The aim of this study was to assess intra-arch mandibular dimensional changes that
may occur during mouth opening using cone beam-computed tomography (CBCT). Fifteen
patients in need of any type of treatment whose execution considered a pre- and post-CBCT
assessment consented and were enrolled. CBCTs were taken with the following settings:
90 kV, 8 mA, field of view (FOV) 140 by 100 mm (height and diameter), Voxel size 0.25
mm (high resolution). The pre-CBCT was executed in the maximum mandibular opening
(MO), while the post-CBCT was in the maximum intercuspation (MI). A thermoplastic
stent with radiopaque fiducial markers (steel ball bearings) was fabricated for each
patient.

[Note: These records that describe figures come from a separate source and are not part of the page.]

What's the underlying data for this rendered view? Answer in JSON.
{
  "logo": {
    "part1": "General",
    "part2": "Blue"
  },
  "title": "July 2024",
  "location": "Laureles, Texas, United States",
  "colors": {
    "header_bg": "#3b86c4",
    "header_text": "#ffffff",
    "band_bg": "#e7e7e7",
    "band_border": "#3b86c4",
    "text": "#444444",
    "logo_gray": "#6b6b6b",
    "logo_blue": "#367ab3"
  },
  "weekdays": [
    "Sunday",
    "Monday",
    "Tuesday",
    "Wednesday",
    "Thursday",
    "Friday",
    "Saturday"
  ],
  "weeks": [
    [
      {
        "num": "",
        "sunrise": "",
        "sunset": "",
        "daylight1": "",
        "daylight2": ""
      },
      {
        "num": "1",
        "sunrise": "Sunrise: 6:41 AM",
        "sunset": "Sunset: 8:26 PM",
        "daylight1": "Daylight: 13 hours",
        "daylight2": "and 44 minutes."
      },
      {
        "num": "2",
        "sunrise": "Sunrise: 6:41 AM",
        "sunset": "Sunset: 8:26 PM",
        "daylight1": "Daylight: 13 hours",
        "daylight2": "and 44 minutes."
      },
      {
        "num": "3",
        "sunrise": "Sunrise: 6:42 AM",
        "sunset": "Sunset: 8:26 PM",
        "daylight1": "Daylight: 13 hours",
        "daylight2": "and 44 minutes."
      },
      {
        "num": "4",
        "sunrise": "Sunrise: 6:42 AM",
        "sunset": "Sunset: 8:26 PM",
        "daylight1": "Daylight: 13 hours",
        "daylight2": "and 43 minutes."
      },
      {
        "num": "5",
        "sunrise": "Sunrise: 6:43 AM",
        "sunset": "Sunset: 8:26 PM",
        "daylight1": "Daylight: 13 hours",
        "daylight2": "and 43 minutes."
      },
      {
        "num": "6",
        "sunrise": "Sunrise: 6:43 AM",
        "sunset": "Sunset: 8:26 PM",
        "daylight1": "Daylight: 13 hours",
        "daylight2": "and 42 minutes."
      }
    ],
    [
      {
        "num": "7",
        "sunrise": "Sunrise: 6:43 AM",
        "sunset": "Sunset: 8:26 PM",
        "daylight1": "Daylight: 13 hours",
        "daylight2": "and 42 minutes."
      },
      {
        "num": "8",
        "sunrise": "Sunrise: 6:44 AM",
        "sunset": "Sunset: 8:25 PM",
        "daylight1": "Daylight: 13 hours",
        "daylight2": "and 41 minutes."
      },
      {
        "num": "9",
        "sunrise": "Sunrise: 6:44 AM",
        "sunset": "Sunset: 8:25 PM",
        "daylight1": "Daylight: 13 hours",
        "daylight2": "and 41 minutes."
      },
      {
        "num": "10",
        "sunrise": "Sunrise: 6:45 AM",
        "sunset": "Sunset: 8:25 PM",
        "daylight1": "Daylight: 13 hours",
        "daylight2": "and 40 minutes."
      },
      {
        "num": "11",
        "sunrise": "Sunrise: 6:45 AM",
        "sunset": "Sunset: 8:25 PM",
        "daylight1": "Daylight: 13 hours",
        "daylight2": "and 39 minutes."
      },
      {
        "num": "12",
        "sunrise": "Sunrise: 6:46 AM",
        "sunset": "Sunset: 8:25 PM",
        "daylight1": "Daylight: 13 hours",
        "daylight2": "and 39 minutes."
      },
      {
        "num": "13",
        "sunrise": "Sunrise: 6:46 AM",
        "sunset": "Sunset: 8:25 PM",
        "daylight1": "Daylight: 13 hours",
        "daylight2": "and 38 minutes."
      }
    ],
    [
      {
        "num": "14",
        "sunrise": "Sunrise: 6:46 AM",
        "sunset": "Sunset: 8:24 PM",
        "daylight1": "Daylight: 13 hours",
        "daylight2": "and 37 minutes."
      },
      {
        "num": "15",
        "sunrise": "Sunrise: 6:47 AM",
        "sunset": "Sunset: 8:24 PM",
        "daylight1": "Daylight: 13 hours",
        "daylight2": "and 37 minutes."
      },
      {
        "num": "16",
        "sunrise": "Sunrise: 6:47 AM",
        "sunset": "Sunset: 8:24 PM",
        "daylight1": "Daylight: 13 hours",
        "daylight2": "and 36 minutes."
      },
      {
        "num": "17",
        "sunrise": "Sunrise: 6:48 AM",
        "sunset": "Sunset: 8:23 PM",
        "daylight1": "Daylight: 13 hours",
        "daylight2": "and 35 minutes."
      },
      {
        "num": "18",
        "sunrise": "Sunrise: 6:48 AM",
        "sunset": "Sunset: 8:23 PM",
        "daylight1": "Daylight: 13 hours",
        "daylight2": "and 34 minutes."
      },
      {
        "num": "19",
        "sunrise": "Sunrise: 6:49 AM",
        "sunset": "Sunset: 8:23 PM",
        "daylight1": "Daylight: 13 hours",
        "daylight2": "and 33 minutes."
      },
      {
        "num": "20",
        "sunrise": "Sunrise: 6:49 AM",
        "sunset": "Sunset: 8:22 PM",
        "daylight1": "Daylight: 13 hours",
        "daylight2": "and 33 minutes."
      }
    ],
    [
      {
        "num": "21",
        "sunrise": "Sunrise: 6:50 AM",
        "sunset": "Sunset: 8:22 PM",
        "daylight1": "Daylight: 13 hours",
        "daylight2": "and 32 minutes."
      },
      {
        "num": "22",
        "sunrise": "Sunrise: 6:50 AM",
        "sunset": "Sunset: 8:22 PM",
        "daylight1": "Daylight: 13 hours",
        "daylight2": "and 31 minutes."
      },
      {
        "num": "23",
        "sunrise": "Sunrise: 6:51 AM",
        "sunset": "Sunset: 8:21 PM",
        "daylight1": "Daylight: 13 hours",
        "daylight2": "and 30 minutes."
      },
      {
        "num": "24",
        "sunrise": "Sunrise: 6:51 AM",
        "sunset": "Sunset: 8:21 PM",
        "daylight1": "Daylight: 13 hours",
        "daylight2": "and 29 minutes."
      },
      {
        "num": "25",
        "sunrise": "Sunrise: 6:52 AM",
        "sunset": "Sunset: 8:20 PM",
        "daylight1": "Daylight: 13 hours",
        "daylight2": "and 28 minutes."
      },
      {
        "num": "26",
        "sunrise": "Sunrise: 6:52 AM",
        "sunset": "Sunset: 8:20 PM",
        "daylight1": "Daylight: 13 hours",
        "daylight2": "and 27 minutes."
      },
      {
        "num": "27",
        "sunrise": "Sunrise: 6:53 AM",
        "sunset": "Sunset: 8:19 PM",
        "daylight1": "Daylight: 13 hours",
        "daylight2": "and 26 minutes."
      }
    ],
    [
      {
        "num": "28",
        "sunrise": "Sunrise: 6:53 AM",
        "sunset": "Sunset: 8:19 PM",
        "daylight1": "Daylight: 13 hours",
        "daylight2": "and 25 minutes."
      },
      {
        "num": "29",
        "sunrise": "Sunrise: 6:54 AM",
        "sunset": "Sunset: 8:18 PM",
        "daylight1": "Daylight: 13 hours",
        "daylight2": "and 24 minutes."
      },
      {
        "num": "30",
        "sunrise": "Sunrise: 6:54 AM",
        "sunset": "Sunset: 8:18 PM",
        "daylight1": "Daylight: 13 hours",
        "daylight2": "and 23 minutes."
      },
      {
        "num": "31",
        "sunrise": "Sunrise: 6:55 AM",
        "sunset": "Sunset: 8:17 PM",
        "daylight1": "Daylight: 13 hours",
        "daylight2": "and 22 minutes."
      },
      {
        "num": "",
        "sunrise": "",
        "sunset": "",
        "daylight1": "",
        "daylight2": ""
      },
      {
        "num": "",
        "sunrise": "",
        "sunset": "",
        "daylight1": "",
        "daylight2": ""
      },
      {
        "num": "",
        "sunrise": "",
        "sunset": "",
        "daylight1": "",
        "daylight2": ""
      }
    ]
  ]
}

Measurements were made using radiographic markers between contralateral canines
and contralateral first molars and between ipsilateral canines and first molars on
both sides. Paired t-tests were performed to evaluate the difference between open
and closed positions on these four measurements. In the MO position were registered
a significative tightening of the mandible at the canine (-0.49 mm, SD 0.54 mm; p
< 0.001) and molar points (-0.81 mm, SD 0.63 mm; p < 0.001) and a significative shortening
of the mandible on the right (-0.84 mm, SD 0.80 mm; p < 0.001) and left sides (-0.87
mm, SD 0.49 mm; p < 0.001). Within the study limitations, mandibular flexure determined
a significant shortening and tightening between maximum intercuspation to maximum
opening positions. Mandibular dimensional changes should be considered in light of
other patient factors in the treatment planning of implant positioning and long-span
complete arch implant-supported fixed prostheses in order to avoid technical complications.